Start up company investors.
Angel investors and venture capitalists are two types of investors who might invest in a start up. Angel investors are typically wealthy individuals who have an entrepreneurial background. Venture capitalists invest other peoples money in new businesses. Both types are accredited investors. Until recently only accredited investors in the US could invest in start up companies. To be an accredited investor as an individual, you must meet certain income and/or net worth levels.
The TV show Shark Tank has raised awareness about what goes on in the world of investing in start up businesses. The ‘Shark’s are actually Angel Investors – putting their own money into the startups they choose.

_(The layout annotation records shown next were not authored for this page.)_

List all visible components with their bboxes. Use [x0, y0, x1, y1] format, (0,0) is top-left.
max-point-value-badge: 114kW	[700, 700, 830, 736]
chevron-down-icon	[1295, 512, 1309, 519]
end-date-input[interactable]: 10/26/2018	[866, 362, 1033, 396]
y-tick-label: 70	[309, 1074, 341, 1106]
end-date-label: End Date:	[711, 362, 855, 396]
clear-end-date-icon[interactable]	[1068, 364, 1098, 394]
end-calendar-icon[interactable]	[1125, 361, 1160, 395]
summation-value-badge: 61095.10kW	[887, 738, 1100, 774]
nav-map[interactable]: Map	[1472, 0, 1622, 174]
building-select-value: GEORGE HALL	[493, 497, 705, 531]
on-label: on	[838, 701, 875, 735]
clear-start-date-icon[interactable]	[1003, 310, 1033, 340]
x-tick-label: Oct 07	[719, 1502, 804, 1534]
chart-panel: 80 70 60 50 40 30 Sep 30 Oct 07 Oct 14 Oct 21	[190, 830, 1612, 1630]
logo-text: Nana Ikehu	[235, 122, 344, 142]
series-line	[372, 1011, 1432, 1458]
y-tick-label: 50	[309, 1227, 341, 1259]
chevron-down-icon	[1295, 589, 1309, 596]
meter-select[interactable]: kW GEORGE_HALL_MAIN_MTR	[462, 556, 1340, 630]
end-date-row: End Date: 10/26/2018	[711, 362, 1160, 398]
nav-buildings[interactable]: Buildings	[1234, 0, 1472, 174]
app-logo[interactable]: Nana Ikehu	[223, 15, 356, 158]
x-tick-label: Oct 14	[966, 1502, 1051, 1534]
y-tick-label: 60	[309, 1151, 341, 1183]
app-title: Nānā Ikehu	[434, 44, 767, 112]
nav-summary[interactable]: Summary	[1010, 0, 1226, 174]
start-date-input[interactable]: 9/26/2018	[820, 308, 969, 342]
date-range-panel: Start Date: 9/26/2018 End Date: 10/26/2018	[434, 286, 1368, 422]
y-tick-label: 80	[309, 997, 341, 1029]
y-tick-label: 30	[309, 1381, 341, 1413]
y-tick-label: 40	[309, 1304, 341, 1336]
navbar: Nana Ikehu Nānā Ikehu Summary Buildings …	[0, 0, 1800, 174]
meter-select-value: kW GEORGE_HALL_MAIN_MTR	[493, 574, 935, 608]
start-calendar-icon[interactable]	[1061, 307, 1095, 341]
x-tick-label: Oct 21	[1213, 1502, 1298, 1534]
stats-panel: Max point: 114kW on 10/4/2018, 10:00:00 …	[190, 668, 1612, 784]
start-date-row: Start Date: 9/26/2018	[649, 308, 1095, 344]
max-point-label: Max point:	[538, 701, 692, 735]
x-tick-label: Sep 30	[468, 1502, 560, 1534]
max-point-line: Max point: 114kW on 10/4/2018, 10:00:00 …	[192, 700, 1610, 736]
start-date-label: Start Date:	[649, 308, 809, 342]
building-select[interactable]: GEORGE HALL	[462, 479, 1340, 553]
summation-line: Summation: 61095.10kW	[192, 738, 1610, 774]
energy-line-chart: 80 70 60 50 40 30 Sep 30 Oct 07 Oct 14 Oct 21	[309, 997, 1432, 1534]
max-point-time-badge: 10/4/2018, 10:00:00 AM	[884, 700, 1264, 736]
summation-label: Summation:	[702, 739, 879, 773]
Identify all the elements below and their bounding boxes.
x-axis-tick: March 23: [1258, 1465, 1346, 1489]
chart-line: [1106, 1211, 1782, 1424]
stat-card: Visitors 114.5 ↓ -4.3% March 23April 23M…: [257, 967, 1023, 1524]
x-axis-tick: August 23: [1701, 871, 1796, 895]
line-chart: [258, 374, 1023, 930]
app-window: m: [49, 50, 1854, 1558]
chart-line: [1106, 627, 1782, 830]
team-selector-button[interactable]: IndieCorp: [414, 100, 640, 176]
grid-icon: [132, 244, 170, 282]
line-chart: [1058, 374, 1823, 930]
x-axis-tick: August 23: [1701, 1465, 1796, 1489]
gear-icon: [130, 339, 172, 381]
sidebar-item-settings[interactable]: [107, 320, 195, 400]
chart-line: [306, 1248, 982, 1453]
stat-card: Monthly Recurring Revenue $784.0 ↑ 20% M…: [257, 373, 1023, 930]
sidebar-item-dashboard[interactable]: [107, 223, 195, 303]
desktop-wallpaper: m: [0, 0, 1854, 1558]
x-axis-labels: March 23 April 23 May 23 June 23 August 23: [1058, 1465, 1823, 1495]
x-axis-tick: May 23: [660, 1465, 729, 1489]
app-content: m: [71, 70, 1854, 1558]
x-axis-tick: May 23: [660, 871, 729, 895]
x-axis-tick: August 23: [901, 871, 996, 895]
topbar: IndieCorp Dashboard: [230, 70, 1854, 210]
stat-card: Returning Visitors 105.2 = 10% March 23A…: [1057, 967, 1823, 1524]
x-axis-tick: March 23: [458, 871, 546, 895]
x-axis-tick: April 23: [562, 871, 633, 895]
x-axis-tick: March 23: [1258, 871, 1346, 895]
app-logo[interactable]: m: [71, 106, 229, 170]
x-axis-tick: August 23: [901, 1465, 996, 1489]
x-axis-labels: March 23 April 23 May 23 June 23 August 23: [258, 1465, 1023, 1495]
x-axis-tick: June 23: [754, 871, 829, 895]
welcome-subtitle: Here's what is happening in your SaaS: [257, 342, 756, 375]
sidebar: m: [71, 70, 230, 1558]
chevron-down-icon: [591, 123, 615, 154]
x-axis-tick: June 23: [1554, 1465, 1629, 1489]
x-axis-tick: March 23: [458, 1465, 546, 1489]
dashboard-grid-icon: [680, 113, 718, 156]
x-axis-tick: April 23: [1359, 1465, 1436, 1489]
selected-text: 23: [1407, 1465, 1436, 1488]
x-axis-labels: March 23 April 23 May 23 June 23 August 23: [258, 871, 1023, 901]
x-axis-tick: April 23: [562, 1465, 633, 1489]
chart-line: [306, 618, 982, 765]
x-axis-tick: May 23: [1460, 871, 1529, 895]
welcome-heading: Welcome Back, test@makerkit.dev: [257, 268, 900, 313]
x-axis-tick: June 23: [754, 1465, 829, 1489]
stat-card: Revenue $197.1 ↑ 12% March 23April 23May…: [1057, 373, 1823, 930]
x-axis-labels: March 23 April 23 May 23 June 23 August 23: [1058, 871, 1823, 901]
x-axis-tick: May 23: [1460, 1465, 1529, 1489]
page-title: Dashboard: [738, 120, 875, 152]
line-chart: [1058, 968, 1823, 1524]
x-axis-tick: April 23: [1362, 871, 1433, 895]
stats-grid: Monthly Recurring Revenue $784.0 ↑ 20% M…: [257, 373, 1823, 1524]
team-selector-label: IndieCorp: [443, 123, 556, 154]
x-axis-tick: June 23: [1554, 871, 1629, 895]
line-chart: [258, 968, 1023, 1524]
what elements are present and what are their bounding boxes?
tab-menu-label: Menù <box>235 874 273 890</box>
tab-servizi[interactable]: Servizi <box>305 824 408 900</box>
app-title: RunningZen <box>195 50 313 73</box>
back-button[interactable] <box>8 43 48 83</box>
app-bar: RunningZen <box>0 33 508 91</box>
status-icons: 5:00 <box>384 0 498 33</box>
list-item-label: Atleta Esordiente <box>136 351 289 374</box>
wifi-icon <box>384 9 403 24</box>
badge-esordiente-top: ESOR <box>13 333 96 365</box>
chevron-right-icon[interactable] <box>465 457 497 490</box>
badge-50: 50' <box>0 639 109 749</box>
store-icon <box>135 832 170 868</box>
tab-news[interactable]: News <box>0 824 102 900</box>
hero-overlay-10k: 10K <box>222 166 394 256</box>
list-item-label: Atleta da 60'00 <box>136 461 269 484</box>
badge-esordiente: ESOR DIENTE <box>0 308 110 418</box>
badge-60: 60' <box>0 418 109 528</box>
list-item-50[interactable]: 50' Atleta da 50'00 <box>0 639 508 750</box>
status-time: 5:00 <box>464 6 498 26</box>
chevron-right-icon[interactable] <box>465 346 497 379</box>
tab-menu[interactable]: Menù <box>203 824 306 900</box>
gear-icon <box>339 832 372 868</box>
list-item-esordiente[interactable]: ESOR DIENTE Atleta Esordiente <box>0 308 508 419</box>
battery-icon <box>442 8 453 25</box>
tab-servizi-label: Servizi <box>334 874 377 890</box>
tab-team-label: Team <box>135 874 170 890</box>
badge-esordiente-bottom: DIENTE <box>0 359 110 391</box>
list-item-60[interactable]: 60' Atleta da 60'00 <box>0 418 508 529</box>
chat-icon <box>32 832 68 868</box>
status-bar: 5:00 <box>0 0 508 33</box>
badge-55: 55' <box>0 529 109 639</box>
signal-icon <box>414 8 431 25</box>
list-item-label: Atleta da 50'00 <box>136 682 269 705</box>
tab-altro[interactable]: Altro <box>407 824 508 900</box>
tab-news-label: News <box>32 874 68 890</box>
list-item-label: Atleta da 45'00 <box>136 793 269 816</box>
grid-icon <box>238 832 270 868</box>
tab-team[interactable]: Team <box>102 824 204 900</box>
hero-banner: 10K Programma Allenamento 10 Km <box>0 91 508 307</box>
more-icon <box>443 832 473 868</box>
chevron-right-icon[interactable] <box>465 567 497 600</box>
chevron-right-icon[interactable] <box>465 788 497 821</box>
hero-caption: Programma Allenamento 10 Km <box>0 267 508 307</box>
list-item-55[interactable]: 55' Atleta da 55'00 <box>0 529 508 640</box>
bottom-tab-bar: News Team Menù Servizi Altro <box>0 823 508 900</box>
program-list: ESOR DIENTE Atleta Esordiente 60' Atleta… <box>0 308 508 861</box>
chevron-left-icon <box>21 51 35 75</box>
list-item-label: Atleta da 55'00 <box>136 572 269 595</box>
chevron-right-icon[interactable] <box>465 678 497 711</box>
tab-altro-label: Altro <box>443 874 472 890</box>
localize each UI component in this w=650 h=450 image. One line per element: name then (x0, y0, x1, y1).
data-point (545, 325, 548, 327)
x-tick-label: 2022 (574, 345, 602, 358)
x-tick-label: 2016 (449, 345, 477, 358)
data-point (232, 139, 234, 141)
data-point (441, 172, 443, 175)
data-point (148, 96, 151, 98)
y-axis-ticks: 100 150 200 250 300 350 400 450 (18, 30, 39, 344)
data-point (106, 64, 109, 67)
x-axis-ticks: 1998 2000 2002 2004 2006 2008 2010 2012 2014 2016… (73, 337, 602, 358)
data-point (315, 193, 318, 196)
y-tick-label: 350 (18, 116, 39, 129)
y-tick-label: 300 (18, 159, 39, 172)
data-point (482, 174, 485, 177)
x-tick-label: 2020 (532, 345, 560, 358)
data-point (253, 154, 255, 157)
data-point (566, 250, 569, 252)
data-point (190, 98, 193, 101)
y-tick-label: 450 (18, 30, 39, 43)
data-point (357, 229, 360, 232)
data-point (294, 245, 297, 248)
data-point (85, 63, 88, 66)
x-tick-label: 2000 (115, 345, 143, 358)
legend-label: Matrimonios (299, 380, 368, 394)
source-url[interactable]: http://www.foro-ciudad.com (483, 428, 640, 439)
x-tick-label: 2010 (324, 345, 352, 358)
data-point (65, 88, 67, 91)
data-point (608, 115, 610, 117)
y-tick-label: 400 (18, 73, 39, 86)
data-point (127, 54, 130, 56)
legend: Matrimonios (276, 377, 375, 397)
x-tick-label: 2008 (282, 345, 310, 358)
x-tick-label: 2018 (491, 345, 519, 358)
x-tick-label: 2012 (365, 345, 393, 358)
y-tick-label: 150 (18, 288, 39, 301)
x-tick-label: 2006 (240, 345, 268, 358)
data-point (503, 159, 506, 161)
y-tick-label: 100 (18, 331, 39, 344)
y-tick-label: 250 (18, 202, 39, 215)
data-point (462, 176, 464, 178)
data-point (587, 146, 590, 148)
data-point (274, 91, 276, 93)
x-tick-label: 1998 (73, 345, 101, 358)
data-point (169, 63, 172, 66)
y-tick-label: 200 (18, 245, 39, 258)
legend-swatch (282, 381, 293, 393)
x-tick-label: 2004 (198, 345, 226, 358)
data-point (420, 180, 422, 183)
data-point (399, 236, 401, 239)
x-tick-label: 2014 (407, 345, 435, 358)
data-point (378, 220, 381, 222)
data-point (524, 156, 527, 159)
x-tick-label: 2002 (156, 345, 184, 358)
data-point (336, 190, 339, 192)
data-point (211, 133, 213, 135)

At first, I thought perhaps I might like to be an Angel investor. I could get a stake in the company or earn money from a loan. Some Angels serve as mentors and advisors, but since I’ve never started up a company, I would probably just be providing funds, not expertise. I am eligible to become accredited, but in doing research for this post, I learned that most angels lose their money and that it takes a lot of time and effort to pick good start ups.
Now, with changes to the Securities and Exchange commission rules, non-accredited individuals can invest like angels – via online crowd-funding sites. According to Wired post You Too Can Now Invest In Start-ups. What Could Go Wrong:
According to Wired:
“While individual angel investors and venture capitalists have been able to reap millions of dollars from smart investments, they don’t only invest in one or two startups—they invest in many, knowing most will fail and hoping that one hits it big. They also have experience, industry expertise, research, and money—all things that a regular person might not have when looking at a new equity crowdfunding platform.”
A typical start-up company might first bootstrap itself, then accept any help available from family and friends, then try for Angel investors and next go for the big bucks using a venture capitalist. Venture capitalists are hired to invest other people’s money – studying and picking the best opportunities. They may invest as much a million in promising companies. However, they take a stake in the company and may want to step in and run it.
So, for now, I guess I will remain a stock market and real estate type investor.
Do you know of other kinds or types of investors?